Four Questions About Heaven

The Questions:

I have some questions for you.

1. Why would a person want to leave a paradise such as Heaven, and return to a sinful and hard place like Earth? (I ask this because you said that, following death, righteous souls await the Lord's return in heaven).
2. Also, when they come back, will they have no recollection of where they have been?
3. Would you say that Lazurus went to Heaven for the four days before Jesus restored him? If he was in Heaven on what grounds did he get there seeing as Jesus had not yet died and had not reconciled God back to Mankind?
4. Up until Jesus, no man had gone to Heaven, not even Abraham? No one has ever gone into heaven except the one who came from heaven - the Son of Man. (John 3:13). Many thanks.

UK Apologetics Reply:

Okay, here we go:

1. You ask why any would want to leave a heavenly paradise to return to earth. The answer would appear to be that even though Heaven is a glorious paradise, the souls of the deceased saints are purely there as souls and Revelation shows that the saints will eagerly look forward to the full resurrection of body and soul and long to see Godly justice carried out upon earth.

When he opened the fifth seal, I saw under the altar the souls of those who had been slain because of the word of God and the testimony they had maintained.
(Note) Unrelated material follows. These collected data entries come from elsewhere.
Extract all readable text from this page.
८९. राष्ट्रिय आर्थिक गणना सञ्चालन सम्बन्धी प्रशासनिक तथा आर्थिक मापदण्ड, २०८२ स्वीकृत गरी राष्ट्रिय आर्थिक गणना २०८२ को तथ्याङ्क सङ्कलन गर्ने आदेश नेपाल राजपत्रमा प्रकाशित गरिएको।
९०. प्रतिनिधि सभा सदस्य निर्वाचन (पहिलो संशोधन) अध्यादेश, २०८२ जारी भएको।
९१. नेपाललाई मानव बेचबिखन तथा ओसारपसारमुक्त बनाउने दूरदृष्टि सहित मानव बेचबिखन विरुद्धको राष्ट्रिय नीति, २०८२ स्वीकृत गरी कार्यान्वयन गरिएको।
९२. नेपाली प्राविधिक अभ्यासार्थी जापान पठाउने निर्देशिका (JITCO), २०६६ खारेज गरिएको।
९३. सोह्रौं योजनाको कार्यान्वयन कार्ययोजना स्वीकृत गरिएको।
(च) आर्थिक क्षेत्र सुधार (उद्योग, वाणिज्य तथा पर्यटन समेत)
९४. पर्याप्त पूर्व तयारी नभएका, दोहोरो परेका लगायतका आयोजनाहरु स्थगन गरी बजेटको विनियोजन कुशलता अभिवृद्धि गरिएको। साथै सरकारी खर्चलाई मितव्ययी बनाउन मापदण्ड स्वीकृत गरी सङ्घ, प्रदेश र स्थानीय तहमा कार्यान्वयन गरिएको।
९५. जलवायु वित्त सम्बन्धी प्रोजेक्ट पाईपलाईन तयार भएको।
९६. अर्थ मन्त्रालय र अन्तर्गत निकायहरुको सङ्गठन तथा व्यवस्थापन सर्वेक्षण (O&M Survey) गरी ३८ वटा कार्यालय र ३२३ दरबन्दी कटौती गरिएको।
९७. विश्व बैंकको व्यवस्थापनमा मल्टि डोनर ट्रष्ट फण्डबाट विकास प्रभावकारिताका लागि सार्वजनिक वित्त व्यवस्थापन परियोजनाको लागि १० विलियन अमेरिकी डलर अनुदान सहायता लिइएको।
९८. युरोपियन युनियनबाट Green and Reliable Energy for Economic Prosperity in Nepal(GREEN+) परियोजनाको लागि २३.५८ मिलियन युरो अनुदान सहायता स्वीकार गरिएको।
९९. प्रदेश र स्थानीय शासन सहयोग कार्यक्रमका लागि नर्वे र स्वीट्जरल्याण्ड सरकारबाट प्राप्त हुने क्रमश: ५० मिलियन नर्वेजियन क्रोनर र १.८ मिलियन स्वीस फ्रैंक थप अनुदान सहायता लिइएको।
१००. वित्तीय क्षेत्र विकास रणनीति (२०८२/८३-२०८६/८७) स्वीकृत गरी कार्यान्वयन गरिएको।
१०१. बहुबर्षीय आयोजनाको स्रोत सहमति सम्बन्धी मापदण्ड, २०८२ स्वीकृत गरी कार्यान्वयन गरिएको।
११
They called out in a loud voice, "How long, Sovereign Lord, holy and true, until you judge the inhabitants of the earth and avenge our blood?" Then each of them was given a white robe, and they were told to wait a little longer, until the full number of their fellow servants, their brothers and sisters, were killed just as they had been. (Revelation 6:9-11).

You worry about the earth being "a sinful and hard place," but, of course, there will be no more sin in that future Eternal State. The age of sin will be past! It is also possibly a mistake to see the final home of the saints as being simply and entirely earth. As all-powerful resurrected sons and daughters of God, we will also be able to fly to Heaven, although the New Heavenly Jerusalem - our principal home - will be upon this earth. But it won't be purely physical as the present Jerusalem is, it will be 'heavenly,' and in the divine spiritual dimension. So it will be nothing like the present physical realm of things; the beauty, I am sure, will be astonishing.
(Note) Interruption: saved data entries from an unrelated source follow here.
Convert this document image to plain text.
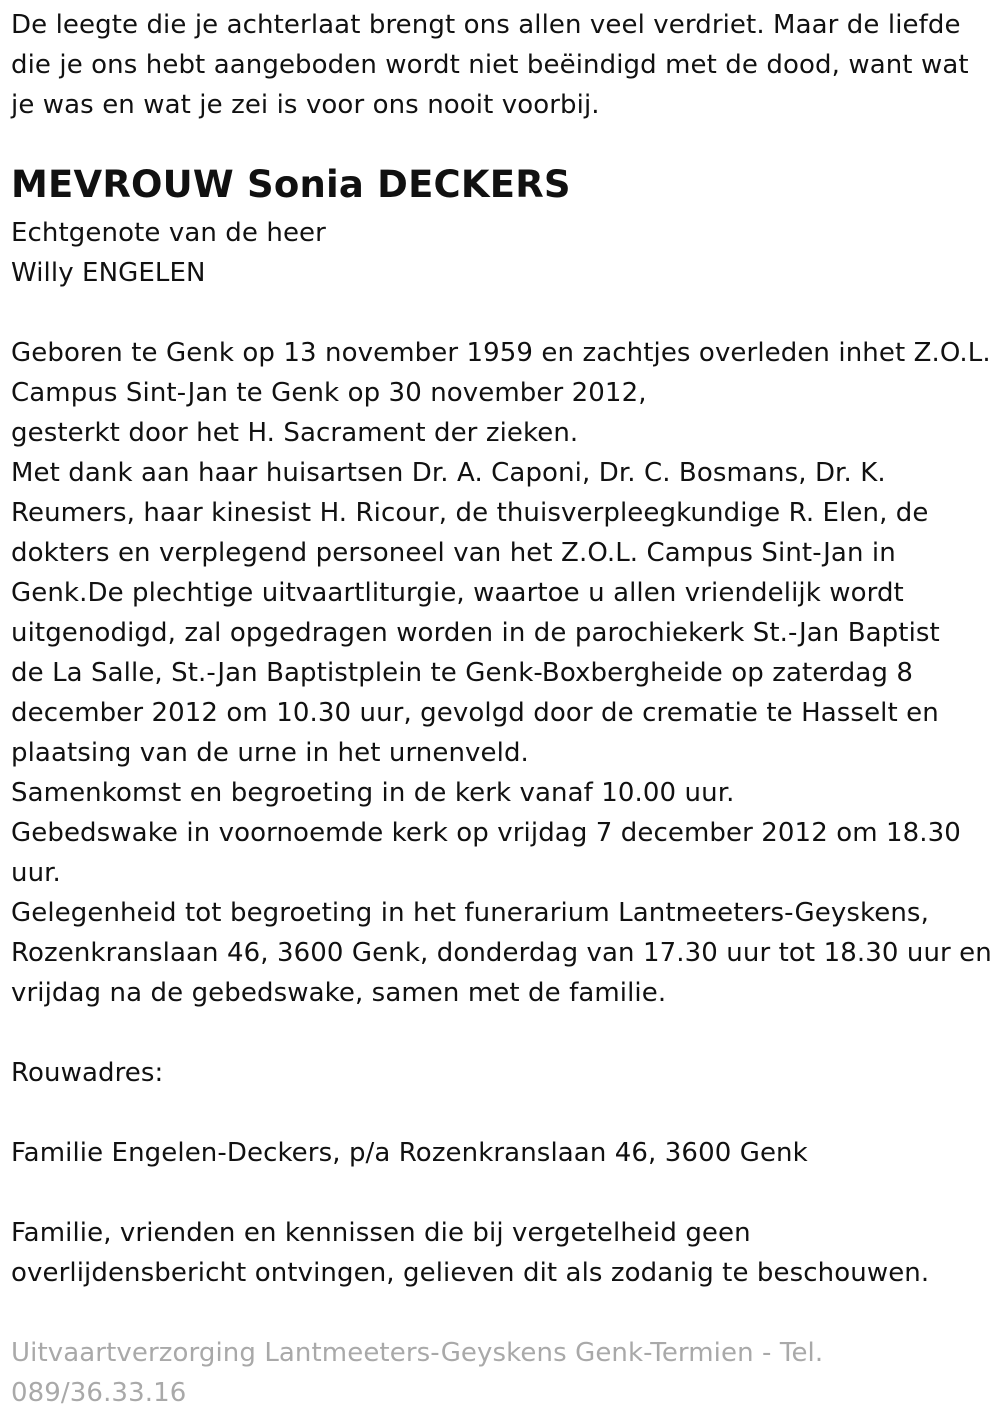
De leegte die je achterlaat brengt ons allen veel verdriet. Maar de liefde
die je ons hebt aangeboden wordt niet beëindigd met de dood, want wat
je was en wat je zei is voor ons nooit voorbij.
MEVROUW Sonia DECKERS
Echtgenote van de heer
Willy ENGELEN
Geboren te Genk op 13 november 1959 en zachtjes overleden inhet Z.O.L.
Campus Sint-Jan te Genk op 30 november 2012,
gesterkt door het H. Sacrament der zieken.
Met dank aan haar huisartsen Dr. A. Caponi, Dr. C. Bosmans, Dr. K.
Reumers, haar kinesist H. Ricour, de thuisverpleegkundige R. Elen, de
dokters en verplegend personeel van het Z.O.L. Campus Sint-Jan in
Genk.De plechtige uitvaartliturgie, waartoe u allen vriendelijk wordt
uitgenodigd, zal opgedragen worden in de parochiekerk St.-Jan Baptist
de La Salle, St.-Jan Baptistplein te Genk-Boxbergheide op zaterdag 8
december 2012 om 10.30 uur, gevolgd door de crematie te Hasselt en
plaatsing van de urne in het urnenveld.
Samenkomst en begroeting in de kerk vanaf 10.00 uur.
Gebedswake in voornoemde kerk op vrijdag 7 december 2012 om 18.30
uur.
Gelegenheid tot begroeting in het funerarium Lantmeeters-Geyskens,
Rozenkranslaan 46, 3600 Genk, donderdag van 17.30 uur tot 18.30 uur en
vrijdag na de gebedswake, samen met de familie.
Rouwadres:
Familie Engelen-Deckers, p/a Rozenkranslaan 46, 3600 Genk
Familie, vrienden en kennissen die bij vergetelheid geen
overlijdensbericht ontvingen, gelieven dit als zodanig te beschouwen.
Uitvaartverzorging Lantmeeters-Geyskens Genk-Termien - Tel.
089/36.33.16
2. You ask, "...also, when they come back, will they have no recollection of where they have been?" I presume you are asking about those in the resurrection and whether the truly righteous among them will recollect their time in heaven. Why not? I see no reason why the Lord would wish to block out such a lovely memory for the saints.

3. Did Lazarus go to heaven while he awaited Jesus calling him from the grave? I have no idea, possibly not. But if God did allow him to go to heaven for those few days, the timing won't have been important; after all, God already knows His own elected saints whose names are already entered into the Book of Life. The fact that Jesus had not yet died upon the cross at that point in time-history does not matter. Don't forget that the saved of the Old Testament were only saved through the blood of Christ although - time-wise - the cross was still ahead at that point in time. Don't forget the message of Revelation 13:8 on that point; Jesus - effectively - was slain from the foundation of the world.

4. Had no one entered heaven until Jesus went to the cross? Actually no, the Bible states differently. Three heavenly places are described as 'heaven' in Scripture. The throne of God the Father appears to be in the 'third heaven.' However, Enoch and Elijah were received into heaven at their deaths. See 2 Kings 2:11, for instance. But, even then, they could only be saved through the blood of Christ - no other way. The comments of Jesus in John 3:13 might be better seen as addressing a pagan concept that passage between earth and heaven was possible for many people. When Enoch and Elijah entered heaven they were 'translated' and were there as souls.

Robin A. Brace. February 22nd, 2014.